Choose metrics directly related to your business goal: getting features into the hands of customers. It really is that simple. How long does it take to get something from idea, to end user? To measure that, we propose these three metrics:
Lead time—Time from first line of code to deployed to production. Many businesses would be shocked to find out that the actual lead time can be six months, eight months, even a year. The more you reduce that lead time—if you can bring it down to months or weeks or hours—the better for your business. The metric tells you a lot—not just about how fast you can write code, but how fast you can get out in the world.
Deployment frequency—How frequently do you deploy? Once a quarter? Twice a year? Or 11 times a minute? More frequent deployments are a good sign that your entire DevOps pipeline is becoming faster and more reliable. The metric also encourages smaller batch sizes, which tend to produce more reliable code.

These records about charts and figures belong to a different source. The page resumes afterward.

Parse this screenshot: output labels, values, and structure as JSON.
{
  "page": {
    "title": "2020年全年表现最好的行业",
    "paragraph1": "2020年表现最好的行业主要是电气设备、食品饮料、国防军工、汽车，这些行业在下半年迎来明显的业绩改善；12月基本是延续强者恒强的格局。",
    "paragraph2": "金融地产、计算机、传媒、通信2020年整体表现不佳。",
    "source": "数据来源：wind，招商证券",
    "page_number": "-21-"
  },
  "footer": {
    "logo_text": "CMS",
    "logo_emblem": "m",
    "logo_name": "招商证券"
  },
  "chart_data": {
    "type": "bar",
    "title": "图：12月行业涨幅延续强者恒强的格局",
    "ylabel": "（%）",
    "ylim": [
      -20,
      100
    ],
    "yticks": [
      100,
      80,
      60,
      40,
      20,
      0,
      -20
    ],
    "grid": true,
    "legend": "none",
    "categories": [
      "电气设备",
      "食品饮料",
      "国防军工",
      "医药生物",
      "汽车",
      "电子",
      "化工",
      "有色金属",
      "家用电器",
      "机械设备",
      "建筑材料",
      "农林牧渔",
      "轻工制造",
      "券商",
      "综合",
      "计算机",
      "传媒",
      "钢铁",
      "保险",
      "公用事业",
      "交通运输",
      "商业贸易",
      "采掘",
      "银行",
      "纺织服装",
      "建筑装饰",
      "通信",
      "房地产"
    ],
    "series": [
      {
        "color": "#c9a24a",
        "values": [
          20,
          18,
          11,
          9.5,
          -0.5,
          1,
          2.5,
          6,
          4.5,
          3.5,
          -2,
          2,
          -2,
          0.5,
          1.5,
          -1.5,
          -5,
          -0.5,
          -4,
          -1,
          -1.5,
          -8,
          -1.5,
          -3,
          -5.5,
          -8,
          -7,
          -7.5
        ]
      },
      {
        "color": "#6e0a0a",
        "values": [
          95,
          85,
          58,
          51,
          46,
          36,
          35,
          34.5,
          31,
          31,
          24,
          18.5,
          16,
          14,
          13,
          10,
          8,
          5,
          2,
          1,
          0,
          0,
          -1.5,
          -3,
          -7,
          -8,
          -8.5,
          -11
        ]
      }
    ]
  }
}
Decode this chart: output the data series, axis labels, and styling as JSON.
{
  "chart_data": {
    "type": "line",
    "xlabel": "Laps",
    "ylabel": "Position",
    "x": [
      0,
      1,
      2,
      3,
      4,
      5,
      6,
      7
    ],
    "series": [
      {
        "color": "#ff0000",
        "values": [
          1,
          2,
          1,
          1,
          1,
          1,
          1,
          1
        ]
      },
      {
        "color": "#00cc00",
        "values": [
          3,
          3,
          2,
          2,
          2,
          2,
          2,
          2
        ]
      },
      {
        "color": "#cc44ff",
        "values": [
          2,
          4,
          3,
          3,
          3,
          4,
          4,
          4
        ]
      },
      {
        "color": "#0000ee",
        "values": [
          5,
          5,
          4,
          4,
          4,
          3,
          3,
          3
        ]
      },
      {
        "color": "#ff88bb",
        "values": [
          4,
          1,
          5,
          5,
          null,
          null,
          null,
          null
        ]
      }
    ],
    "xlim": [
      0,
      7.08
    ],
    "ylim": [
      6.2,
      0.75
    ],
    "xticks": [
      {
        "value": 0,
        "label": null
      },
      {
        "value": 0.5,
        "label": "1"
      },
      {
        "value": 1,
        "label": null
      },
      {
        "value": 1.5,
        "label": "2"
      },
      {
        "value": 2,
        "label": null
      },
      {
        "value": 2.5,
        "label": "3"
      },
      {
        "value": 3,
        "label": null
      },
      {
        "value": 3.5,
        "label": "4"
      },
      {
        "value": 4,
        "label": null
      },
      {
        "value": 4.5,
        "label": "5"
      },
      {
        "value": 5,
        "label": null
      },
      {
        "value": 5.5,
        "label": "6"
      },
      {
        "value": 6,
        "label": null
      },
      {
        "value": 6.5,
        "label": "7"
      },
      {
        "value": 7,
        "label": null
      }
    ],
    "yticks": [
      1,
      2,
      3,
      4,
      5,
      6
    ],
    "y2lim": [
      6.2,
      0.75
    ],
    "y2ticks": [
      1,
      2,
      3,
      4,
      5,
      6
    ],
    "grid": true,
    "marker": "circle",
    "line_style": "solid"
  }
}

Mean time to recover—Failures happen. They happen with waterfall, they happen with agile, they happen on-premises, and they happen in the cloud. We have to be able to both detect them and recover from them quickly. DevOps is about operating safely at speed. Sometimes you’ll miss an edge case, or a server will go down. The questions are, How fast can you recover, and how do you do it? Rollback? Fix-forward? A manual legacy release process might take a weekend to deploy, and all too often you find out on Sunday that something went wrong and you need to roll back. But if you create blue and green deployment environments, and deploy live by switching between the two, you can switch back if there’s a problem and recover in about a minute. Big difference.
Start small, think big
If this all sounds like a lot, don’t worry. There’s no harm starting small with DevOps. In fact, I recommend it. Groups I’ve worked with that commit to improving over time have been more successful than those that try to do everything at once in a big bang. Agile alone may not be sufficient for developers to go fast forever, but it takes you a long way, and you can get the rest of the way over time.
Just focus on the simplest possible task in front of you and making each commit a bit better. As long as you have all the stakeholders on board, every bit of progress is a net win. Small wins attract support for bigger ones, and pretty soon you’ll have created a virtuous cycle that generates astronomical returns.